In what many are calling a major embarrassment to the Republican Party, Speaker John Boehner adjourned the House Tuesday without acting on Hurricane Sandy relief. The reaction from Republicans in New York and New Jersey was instant and angry. Boehner had to a promise to bring the relief back up when the new House convenes Friday to avoid an insurrection.
This follows another embarrassing reversal on New Years Day when Boehner, besieged by a revolt led by wannabee-Speaker Eric Cantor (RTP-VA), announced that the House was not going to pass the fiscal cliff bill sent over from the Senate. For reasons not yet released, Boehner reversed his position in just a few hours and allowed the bill to come up for a vote.
Democrats, and enough Republicans to provide a majority, passed the bill. It has been signed by President Obama and is now law. Boehner and Budget Committee Chairman and wannabee presidential candidate Paul Ryan voted yes. Cantor and the rest of the GOP House Leadership voted to allow taxes to go up on every American.
Immediately after that vote, the House adjourned without taking up Sandy Relief, which Boehner and Cantor had promised to do. During the gavel banging, Congressmen from the affected states were heard shouting NO!
The outrage was swift. Congressman Peter King (R-NY) blasted Boehner and Republican leadership saying they had “put a dagger through the heart of New York and New Jersey.” He said on both Fox News and MSNBC Wednesday that Speaker Boehner “had a dismissive and cavalier attitude toward New York and New Jersey.” He went on “Republicans have no problem finding New York when it comes to raising money. I’m saying anyone from New York and New Jersey who contributes one penny to congressional Republicans is out of their minds.”
His sentiments were echoed by nearly every member of both parties from New York and New Jersey. Democratic Minority Whip Congressman Steny Hoyer (D-MD) said “I can’t remember a time when we had a very serious storm, tornado, fire, flood where we did not act.”
New Jersey Governor Chris Christie, whose state was hit very hard by Sandy, voiced his utter disgust as well.

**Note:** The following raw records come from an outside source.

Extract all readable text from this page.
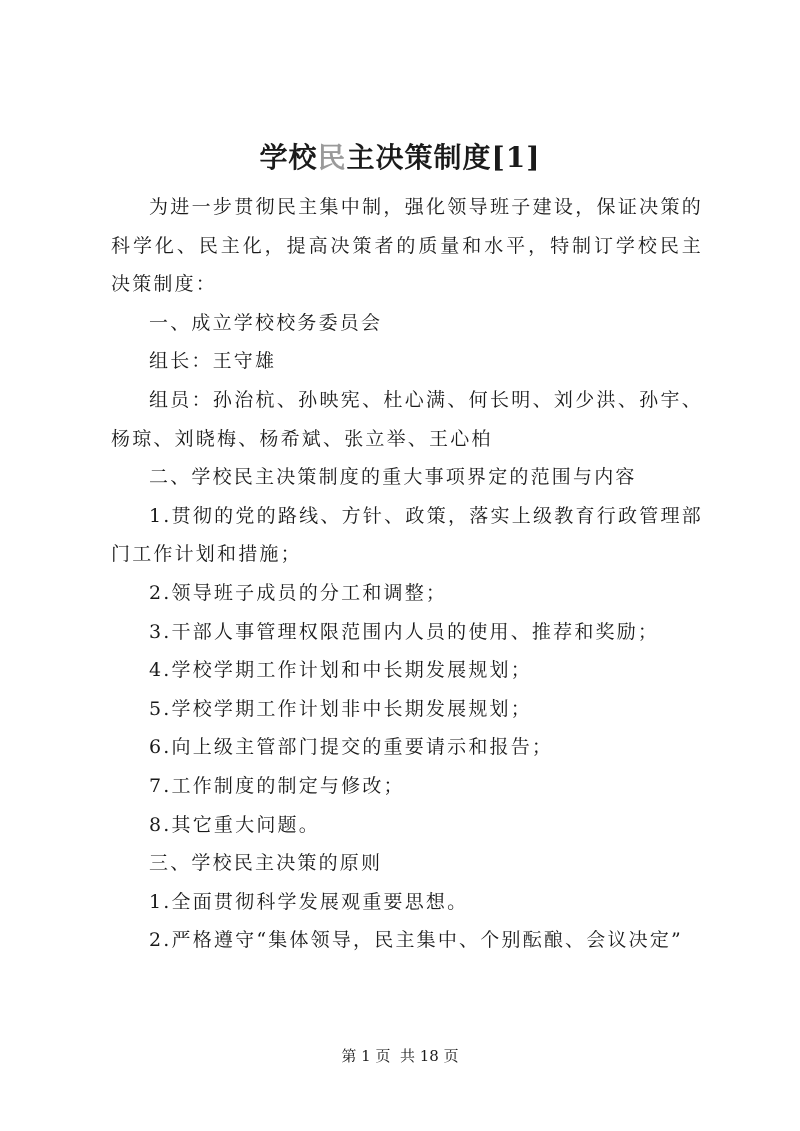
学校民主决策制度[1]

为进一步贯彻民主集中制，强化领导班子建设，保证决策的科学化、民主化，提高决策者的质量和水平，特制订学校民主决策制度：

一、成立学校校务委员会

组长：王守雄

组员：孙治杭、孙映宪、杜心满、何长明、刘少洪、孙宇、杨琼、刘晓梅、杨希斌、张立举、王心柏

二、学校民主决策制度的重大事项界定的范围与内容

1.贯彻的党的路线、方针、政策，落实上级教育行政管理部门工作计划和措施；

2.领导班子成员的分工和调整；

3.干部人事管理权限范围内人员的使用、推荐和奖励；

4.学校学期工作计划和中长期发展规划；

5.学校学期工作计划非中长期发展规划；

6.向上级主管部门提交的重要请示和报告；

7.工作制度的制定与修改；

8.其它重大问题。

三、学校民主决策的原则

1.全面贯彻科学发展观重要思想。

2.严格遵守“集体领导，民主集中、个别酝酿、会议决定”

第 1 页  共 18 页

Wednesday.
“Last night, politics was placed before our oath to serve our citizens,” Christie said at a press conference. “For me, it was disappointing and disgusting to watch... There is only one group to blame for the continued suffering of these innocent victims: the House majority and their Speaker, John Boehner,” Christie said casting the blame where he thought it belonged.
The governor said GOP leaders had promised him repeatedly that Sandy aid would be addressed after passage of a "fiscal-cliff" bill, and he ripped lawmakers for showing “callous indifference” to Sandy victims, saying they have waited far longer than other victims of recent natural disasters for aid. Sandy hit the East Coast in late October. He called it “palace intrigue.”
Christie praised Eric Cantor for wanting to get the aid approved. Of course, no one knows what role Cantor played in this behind the scenes. A weakened Boehner helps an ambitious Eric Cantor.
Less than 24 hours later Speaker John Boehner backed down. He agreed to bring the relief up for a vote after he is re-elected Speaker, which he hopes will happen Thursday.
Boehner is dividing the $60 billion the Senate passed on a bi-partisan vote into two parts. He will bring a $9.7 billion dollar appropriation to the National Flood insurance program to fund payments to Sandy victims up on Friday. Then he promises to bring “the balance of $50 billion up for a vote on January 15. Congressman King said on NBC’s Today Thursday he takes Boehner at his word.
Rep. King may be overly optimistic. There was a reason Boehner pulled the bill knowing he would be hit hard for doing so. There is not support among Republicans in the House for the appropriation. Previously, the House Appropriations committee voted for a much smaller package removing “pork” as many Republican Congressmen called it. The $24 billion they passed is far less than the $50 billion Boehner promised King. So can he deliver?
People in the Northeast, don’t spend that relief money before the check clears.